The distribution is unusually concentrated. Miletus took 625 of 1,000 simulations outright — a win percentage of 62.5% — with a top-3 hit rate of 95.3% and a mean finishing position of 1.59. No other horse comes close. Jumby was the second most frequent winner at 17.1% (top-3 67.9%, mean finish 2.85), and I Still Have Faith third at 12.5% (top-3 62.3%, mean finish 3.09). Together, those three horses account for 92.1% of all simulated wins — the top-3 concentration figure — leaving the remaining four runners to share less than 8% of outcomes between them. Only 5 of 7 horses managed to win at least one simulation, with Warrior Mode and Flag Of St George recording zero victories apiece.

07 · Discussion

The model's preference for Miletus is not marginal — it is emphatic. A win percentage of 62.5% in a seven-runner field, where a perfectly distributed outcome would yield roughly 14% per horse, represents a near-fourfold excess over chance. The OR of 83 and particularly the SR of 92 are the two highest combined figures in the field; the strike rate metric, which captures recent winning form rather than just assessed ability, appears to be doing considerable work here. James Keane's runner is, in the model's reading, operating in a different stratum from the rest of this field on current form. The market disagreement is the most interesting editorial problem this paper faces. Jumby opens as a fractionally shorter price despite the model allocating only 17.1% of wins to Eve Johnson Houghton's runner — against Miletus's 62.5%. Oliver Carmichael's claiming allowance may be doing some of the market's lifting, and Jumby's OR and SR of 87 apiece are strong credentials.
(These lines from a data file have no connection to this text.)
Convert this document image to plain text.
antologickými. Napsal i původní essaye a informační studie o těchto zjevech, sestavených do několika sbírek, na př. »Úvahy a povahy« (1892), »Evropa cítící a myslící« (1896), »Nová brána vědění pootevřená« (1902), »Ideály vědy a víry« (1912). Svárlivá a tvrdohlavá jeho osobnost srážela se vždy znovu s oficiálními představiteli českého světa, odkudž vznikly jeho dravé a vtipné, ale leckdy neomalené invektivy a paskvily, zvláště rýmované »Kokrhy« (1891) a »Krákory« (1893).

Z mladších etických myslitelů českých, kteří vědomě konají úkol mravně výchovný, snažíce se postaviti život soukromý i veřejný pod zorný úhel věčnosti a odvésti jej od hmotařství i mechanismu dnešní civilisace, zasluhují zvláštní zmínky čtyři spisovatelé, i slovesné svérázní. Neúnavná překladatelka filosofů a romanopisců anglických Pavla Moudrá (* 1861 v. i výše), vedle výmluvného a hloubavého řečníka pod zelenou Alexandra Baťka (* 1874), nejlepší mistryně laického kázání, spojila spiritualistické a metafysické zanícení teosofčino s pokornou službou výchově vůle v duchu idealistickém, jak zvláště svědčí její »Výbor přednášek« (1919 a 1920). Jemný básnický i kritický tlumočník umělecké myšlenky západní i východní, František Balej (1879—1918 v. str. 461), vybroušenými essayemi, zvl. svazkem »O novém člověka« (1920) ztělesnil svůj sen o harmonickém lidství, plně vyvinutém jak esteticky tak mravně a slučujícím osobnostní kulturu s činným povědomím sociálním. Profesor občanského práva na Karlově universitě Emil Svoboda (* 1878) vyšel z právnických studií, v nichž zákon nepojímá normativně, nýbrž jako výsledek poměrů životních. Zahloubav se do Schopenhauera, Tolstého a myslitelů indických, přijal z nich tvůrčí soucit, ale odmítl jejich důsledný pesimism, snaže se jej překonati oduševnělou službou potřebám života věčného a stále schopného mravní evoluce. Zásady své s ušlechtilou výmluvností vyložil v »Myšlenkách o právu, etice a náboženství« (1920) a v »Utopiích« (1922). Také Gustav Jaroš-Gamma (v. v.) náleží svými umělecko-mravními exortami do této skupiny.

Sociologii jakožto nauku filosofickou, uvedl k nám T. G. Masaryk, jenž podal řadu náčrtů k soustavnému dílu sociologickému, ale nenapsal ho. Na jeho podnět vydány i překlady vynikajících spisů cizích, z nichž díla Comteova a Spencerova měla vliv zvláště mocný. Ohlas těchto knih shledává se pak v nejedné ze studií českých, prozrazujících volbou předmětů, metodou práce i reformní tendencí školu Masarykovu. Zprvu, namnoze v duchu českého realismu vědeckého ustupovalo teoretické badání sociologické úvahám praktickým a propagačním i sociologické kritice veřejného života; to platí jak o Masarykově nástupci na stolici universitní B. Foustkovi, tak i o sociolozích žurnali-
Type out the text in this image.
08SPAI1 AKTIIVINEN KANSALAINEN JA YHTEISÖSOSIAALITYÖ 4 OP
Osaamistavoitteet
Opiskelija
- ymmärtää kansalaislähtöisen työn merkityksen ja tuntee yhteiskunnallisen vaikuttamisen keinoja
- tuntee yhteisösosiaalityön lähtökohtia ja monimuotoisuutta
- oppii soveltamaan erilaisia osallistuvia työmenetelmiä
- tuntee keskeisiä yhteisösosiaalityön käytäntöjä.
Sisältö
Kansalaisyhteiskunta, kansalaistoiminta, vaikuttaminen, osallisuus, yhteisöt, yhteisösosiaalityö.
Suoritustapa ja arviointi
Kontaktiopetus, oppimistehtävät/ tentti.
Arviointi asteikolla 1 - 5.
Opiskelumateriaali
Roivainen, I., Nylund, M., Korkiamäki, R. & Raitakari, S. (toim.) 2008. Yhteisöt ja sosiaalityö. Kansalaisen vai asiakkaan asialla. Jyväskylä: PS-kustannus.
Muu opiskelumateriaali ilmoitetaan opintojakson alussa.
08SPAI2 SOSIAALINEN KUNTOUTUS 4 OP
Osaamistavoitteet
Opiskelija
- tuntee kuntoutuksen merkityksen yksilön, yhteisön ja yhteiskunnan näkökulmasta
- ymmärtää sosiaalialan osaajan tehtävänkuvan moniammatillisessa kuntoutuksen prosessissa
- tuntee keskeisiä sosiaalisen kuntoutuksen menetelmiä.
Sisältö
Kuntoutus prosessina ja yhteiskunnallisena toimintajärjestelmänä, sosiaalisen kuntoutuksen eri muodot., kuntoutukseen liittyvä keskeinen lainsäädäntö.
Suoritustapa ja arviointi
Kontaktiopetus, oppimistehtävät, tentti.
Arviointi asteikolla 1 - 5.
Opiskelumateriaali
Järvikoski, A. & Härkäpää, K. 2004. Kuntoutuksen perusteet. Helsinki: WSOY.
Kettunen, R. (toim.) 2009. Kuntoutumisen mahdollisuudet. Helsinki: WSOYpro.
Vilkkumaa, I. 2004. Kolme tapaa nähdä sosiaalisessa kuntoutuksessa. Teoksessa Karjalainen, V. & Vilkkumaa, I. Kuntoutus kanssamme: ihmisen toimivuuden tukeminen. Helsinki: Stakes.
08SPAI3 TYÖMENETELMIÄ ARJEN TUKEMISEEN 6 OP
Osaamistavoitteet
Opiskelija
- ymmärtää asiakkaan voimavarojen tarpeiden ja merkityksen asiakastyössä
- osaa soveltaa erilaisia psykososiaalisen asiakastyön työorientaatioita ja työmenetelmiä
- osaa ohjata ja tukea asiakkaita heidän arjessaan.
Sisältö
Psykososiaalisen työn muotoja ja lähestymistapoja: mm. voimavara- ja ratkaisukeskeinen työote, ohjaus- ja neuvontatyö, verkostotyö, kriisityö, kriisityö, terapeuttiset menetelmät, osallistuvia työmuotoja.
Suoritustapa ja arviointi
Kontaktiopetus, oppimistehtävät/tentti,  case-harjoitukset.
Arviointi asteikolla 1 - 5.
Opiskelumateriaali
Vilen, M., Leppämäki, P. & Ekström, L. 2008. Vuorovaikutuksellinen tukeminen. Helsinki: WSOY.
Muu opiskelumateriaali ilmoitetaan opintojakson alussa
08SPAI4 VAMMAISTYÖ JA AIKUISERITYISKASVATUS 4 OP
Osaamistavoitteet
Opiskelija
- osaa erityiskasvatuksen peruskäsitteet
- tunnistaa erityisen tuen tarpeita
But a horse priced at 4/1 implies roughly a 20% win probability, which is at least in the right neighbourhood of the model's 17.1% — so Jumby is not dramatically mispriced in absolute terms. The genuine market anomaly is Miletus at 3/1, implying approximately a 25% win probability against a modelled 62.5%. That is the sharpest divergence in the field and the number that warrants the most scrutiny from any reader with a position to form. Where could the model be wrong? Newmarket's July course over seven furlongs is a track where tactical pace genuinely matters, and the chamber engine's balanced lens does not weight draw or pace bias as a primary factor. If Miletus finds himself in an unfavourable pace scenario — racing against the grain of the field — the model's confidence may be flattering a horse whose rating advantages are more theoretical than circumstantial on the day. I Still Have Faith at 9/2 is the one horse in the mid-tier that carries a combination of SR 87 and a 12.5% win share; if Miletus were to underperform for any situational reason, Stuart Williams's runner represents the value portal in a condensed distribution.

08 · What if

The race shapes differently if…

The same multiverse, perturbed by one variable. Re-ranks tell you where each horse’s edge is fragile.

Going turns soft

Penalises front-runners + pace-pressing; favours hold-up + closers.

  1. 1 Miletus 53.9% -8.6
  2. 2 Jumby 18.6% +1.5
  3. 3 I Still Have Faith 16.6% +4.1

The pace is hot

Three confirmed front-runners — closers carve through the field.

  1. 1 Miletus 51.7% -10.8
  2. 2 Jumby 18.3% +1.2
  3. 3 I Still Have Faith 18.0% +5.5

The pace dawdles

No confirmed leader — front-runners get a soft lead, closers strand.

  1. 1 Miletus 67.4% +4.9
  2. 2 Jumby 16.7% -0.4
  3. 3 I Still Have Faith 10.0% -2.5

09 · Verdict

LLaMa’s pick

Miletus

High confidence

The evidence from 1,000 simulations points with unusual clarity toward Miletus. A 62.5% win share, a top-3 rate of 95.3%, and a mean finishing position of 1.59 constitute a consensus strength the model labels 'strong' — and the market's relative undervaluation of this runner at 3/1 only reinforces the analytical case. Confidence is rated high, mapped directly to the strong consensus designation. The one factor that would prompt a reassessment is any late market move suggesting a significant pace or ground concern around Miletus that the model's balanced lens has not captured — if Jumby shortens materially on course and Miletus drifts, that signal would merit serious attention before the off.

Published in The Fox’s Wire

Race Paper: Lettergold Plastics Handicap Stakes (2026)

Drafted by LLaMa via claude-sonnet-4-6 after 1000 multiverse runs. Edited and published by the Saturday Racing desk.